Where it all starts
I open my eyes, and take a glace out of the window in my bedroom, all I saw is peace, the castle like house is standing at the end of a long, straight, route. Besides the route, large, green campus comes into view. The green grasses dance through the wind, like green waves, it might give you a sight of floating on the ocean, like a piece of leaf, so light, so gentle, and so peaceful, this is exactly what I like.
I was born in this mysterious family, which has a 'M' for the capital letter, I don't know what it stands for, maybe…mysterious, I think that's the reason why I'd regard my family as 'mysterious'. But from the weird ancient rune carved on the cold, dark cobblestone walls, you might get to know my family's characteristic a bit too well. We are the kind of family which might makes you flinch due to its dangerous dark magic and unforgivable dark history.
We are the Malfoys, some said that we are cruel, some said that we are the descendants of Tom Riddle himself, the boy which later turned out to be the most dangerous and most terrifying dark wizard of all times, Voldemort, some said that we are nothing but power hungry pure bloods who helped the dark lord did bad things in the past.
However, some of the people have much more tolerant views towards us, they said that we were only being distorted, however, there's hardly any views more tolerate than these words any more.
Are we going to live in a situation like this for eternity? What's the meaning of living like this! doing nothing but hanging around in the campus, the house, the manor, doing something which I considered as a waste of time, why, why can't I do something useful, useful to the world, to the ministry, or some basic things like helping the neighbors…
I fold my arms together on the little balcony against my bed, where the only bunch of light is coming from, oh, what am I doing here…in this blue atmosphere, somehow, I wish I can do what the other children are doing, playing around, laughing recklessly and happily, it motivates me, but then, I have to be pulled into reality again by whomever is shouting downstairs, I reckon it might be mom or dad, and my day will usually end up with me, doing nothing, but just hanging around with me, myself, and I.
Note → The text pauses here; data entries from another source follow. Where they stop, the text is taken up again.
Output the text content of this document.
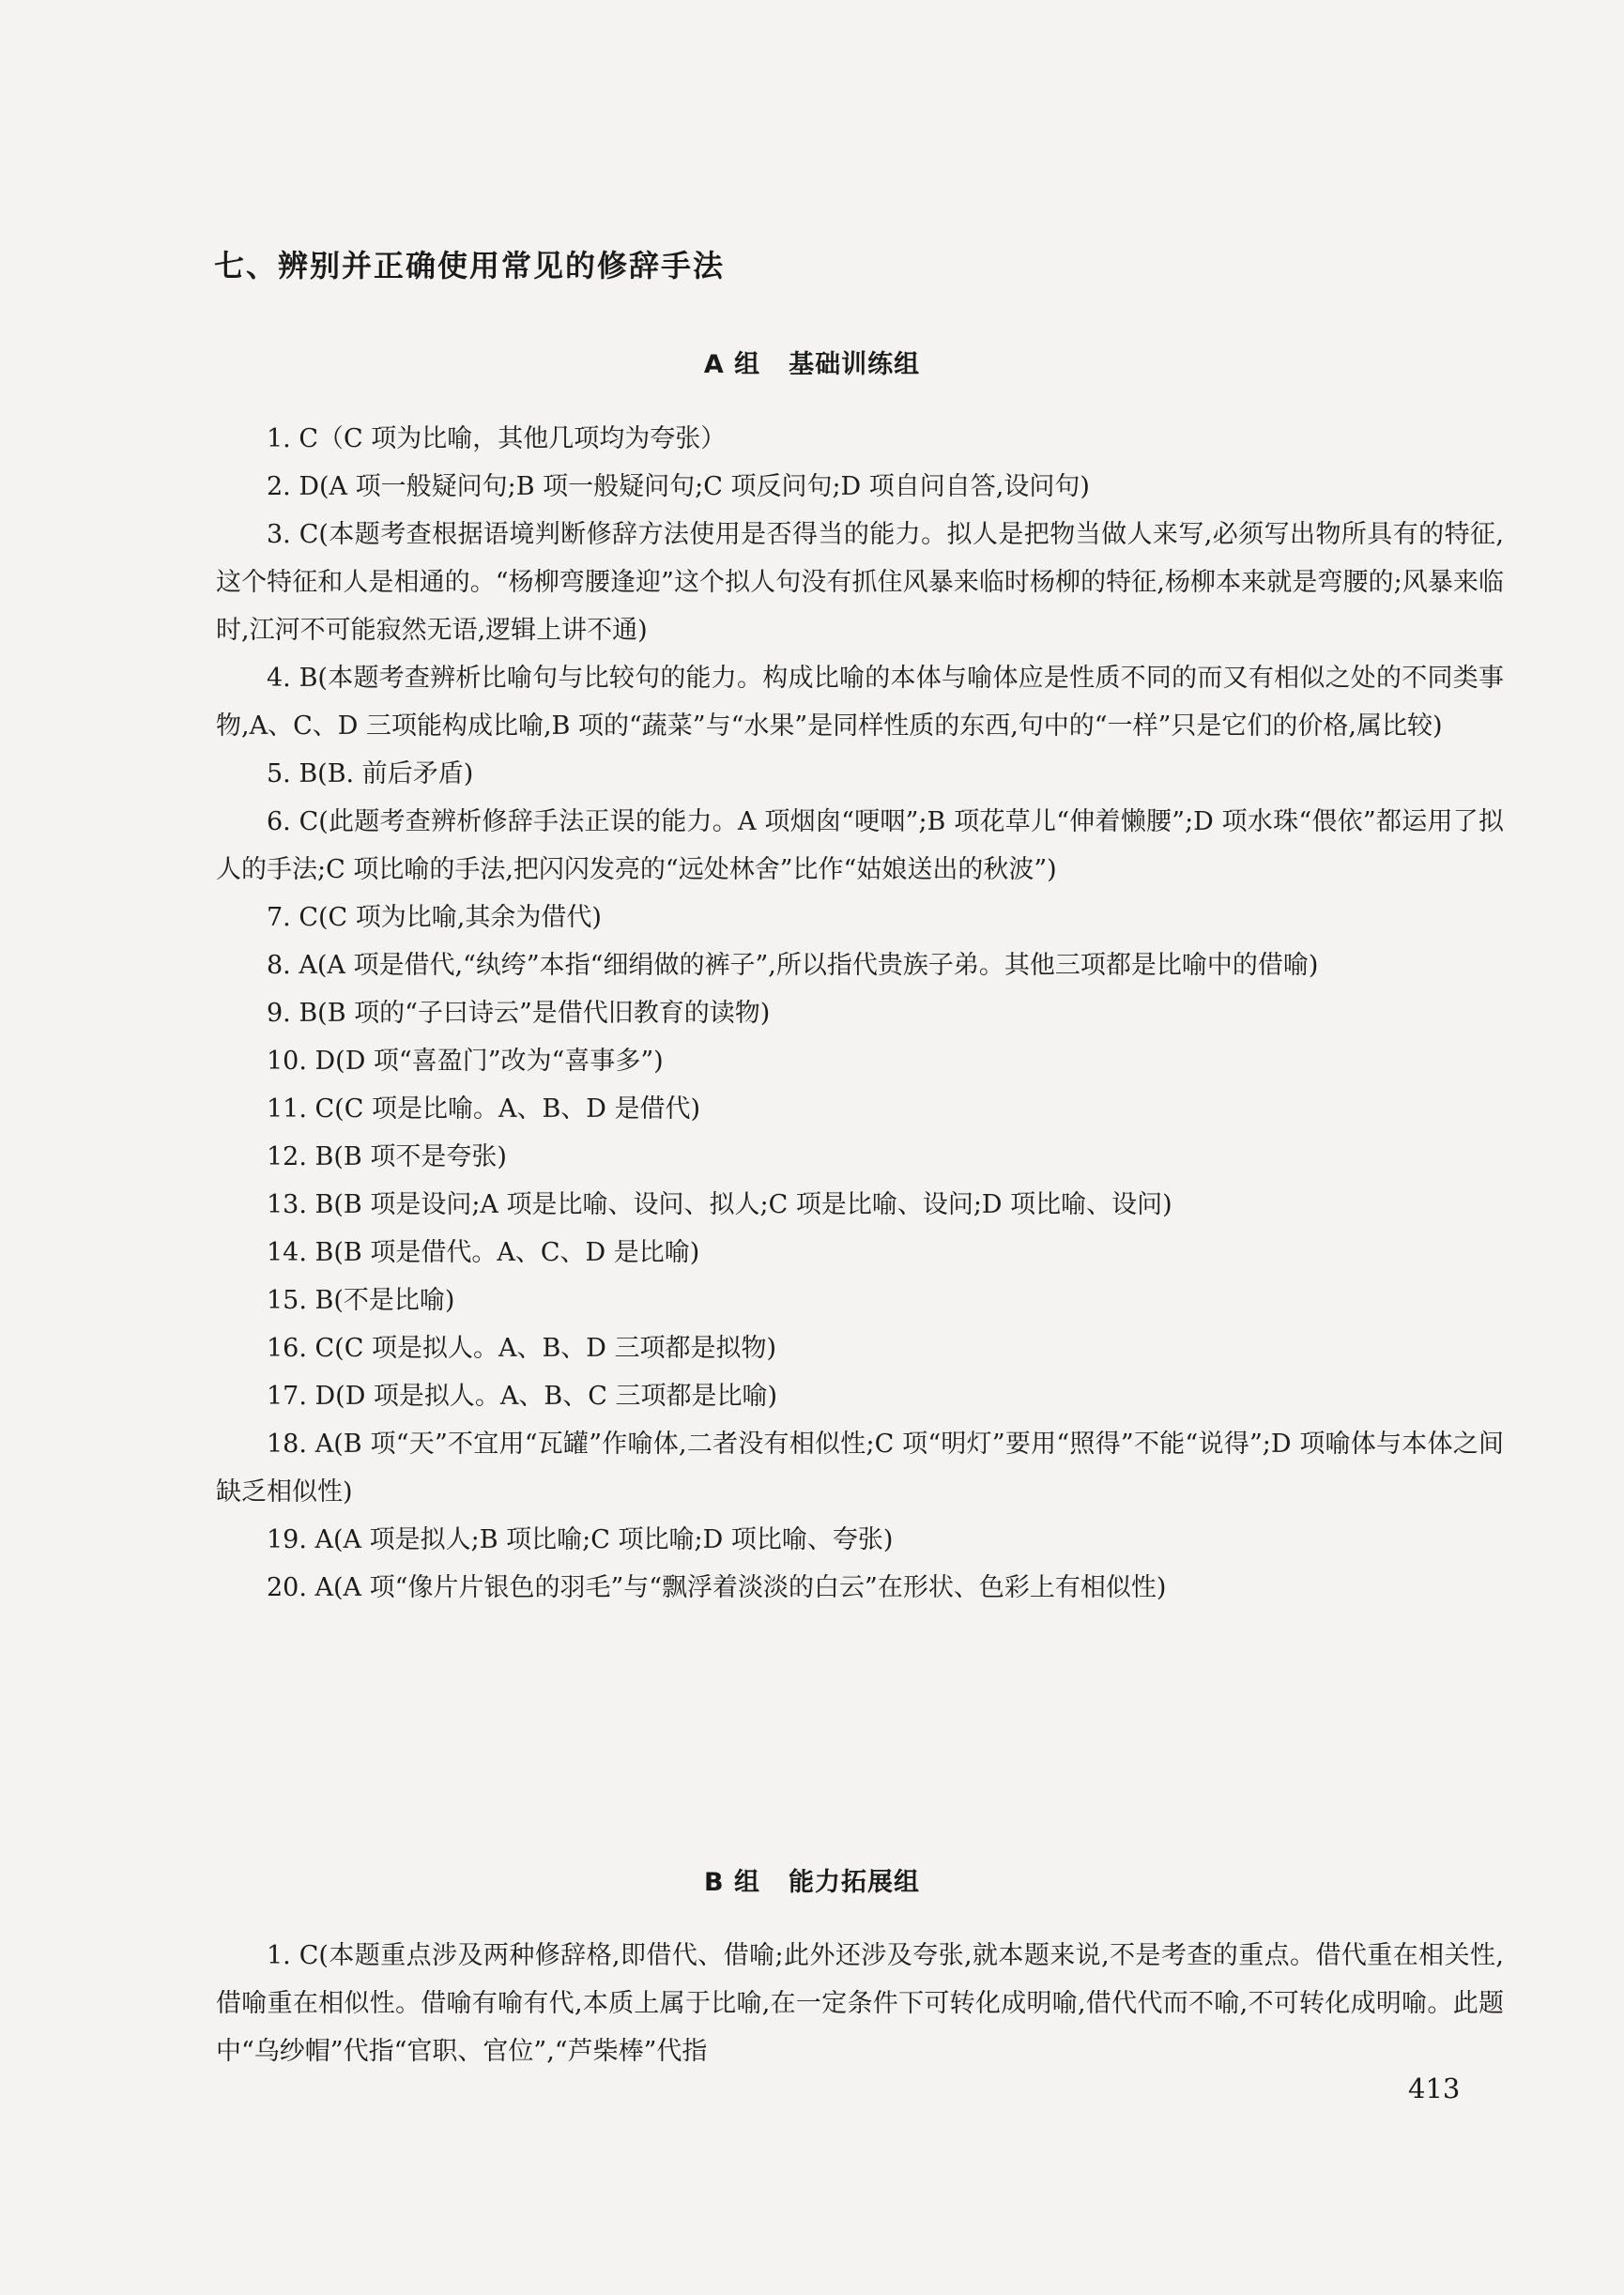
七、辨别并正确使用常见的修辞手法
A 组 基础训练组
1. C（C 项为比喻，其他几项均为夸张）
2. D(A 项一般疑问句;B 项一般疑问句;C 项反问句;D 项自问自答,设问句)
3. C(本题考查根据语境判断修辞方法使用是否得当的能力。拟人是把物当做人来写,必须写出物所具有的特征,这个特征和人是相通的。“杨柳弯腰逢迎”这个拟人句没有抓住风暴来临时杨柳的特征,杨柳本来就是弯腰的;风暴来临时,江河不可能寂然无语,逻辑上讲不通)
4. B(本题考查辨析比喻句与比较句的能力。构成比喻的本体与喻体应是性质不同的而又有相似之处的不同类事物,A、C、D 三项能构成比喻,B 项的“蔬菜”与“水果”是同样性质的东西,句中的“一样”只是它们的价格,属比较)
5. B(B. 前后矛盾)
6. C(此题考查辨析修辞手法正误的能力。A 项烟囱“哽咽”;B 项花草儿“伸着懒腰”;D 项水珠“偎依”都运用了拟人的手法;C 项比喻的手法,把闪闪发亮的“远处林舍”比作“姑娘送出的秋波”)
7. C(C 项为比喻,其余为借代)
8. A(A 项是借代,“纨绔”本指“细绢做的裤子”,所以指代贵族子弟。其他三项都是比喻中的借喻)
9. B(B 项的“子曰诗云”是借代旧教育的读物)
10. D(D 项“喜盈门”改为“喜事多”)
11. C(C 项是比喻。A、B、D 是借代)
12. B(B 项不是夸张)
13. B(B 项是设问;A 项是比喻、设问、拟人;C 项是比喻、设问;D 项比喻、设问)
14. B(B 项是借代。A、C、D 是比喻)
15. B(不是比喻)
16. C(C 项是拟人。A、B、D 三项都是拟物)
17. D(D 项是拟人。A、B、C 三项都是比喻)
18. A(B 项“天”不宜用“瓦罐”作喻体,二者没有相似性;C 项“明灯”要用“照得”不能“说得”;D 项喻体与本体之间缺乏相似性)
19. A(A 项是拟人;B 项比喻;C 项比喻;D 项比喻、夸张)
20. A(A 项“像片片银色的羽毛”与“飘浮着淡淡的白云”在形状、色彩上有相似性)
B 组 能力拓展组
1. C(本题重点涉及两种修辞格,即借代、借喻;此外还涉及夸张,就本题来说,不是考查的重点。借代重在相关性,借喻重在相似性。借喻有喻有代,本质上属于比喻,在一定条件下可转化成明喻,借代代而不喻,不可转化成明喻。此题中“乌纱帽”代指“官职、官位”,“芦柴棒”代指

413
It's not what life supposed to be, it's just not, at least I'm not feeling right, I can't feel love around me, the parents who loved me as their real child has been long gone, which only left the ones who shout at me all time. I live in a big house, but I feel like a prisoner, I live with a wealthy family, but my heart has already been taken away by the joy and laughter which is calling me outside the window, I have both of my parents, but I feel like I had lost them both…what's wrong, is this what my life is for, for being scolded because of random mistakes, for being treated like the prisoners of Azkaban, for being tortured by the laughter from the kids playing freely outside? Isn't there anybody in this world would ever treat me like a friend? Why my ancestors would do things so cruel, so unman kind, why they would have prejudice on me, even though I'm not like my family. I want nothing but freedom, want love and care, why nobody wants to make friends with me, I'm not evil, I'm not what they think!
There is only one thing that could ever light up my life, the green grasses, they are as green as they are, as beautiful as they are, and they will always be there for me. Staring at them, I begin to form a thought: one day, I'm going to get through it, I'm going to find something I love, I'm going to find my own future, I will never, ever, repeat the mistake my family ever repeated again.
I thought my intention would be an epic success, however, during the devil's day, the Halloween, on October 21th, 1989, everything has changed.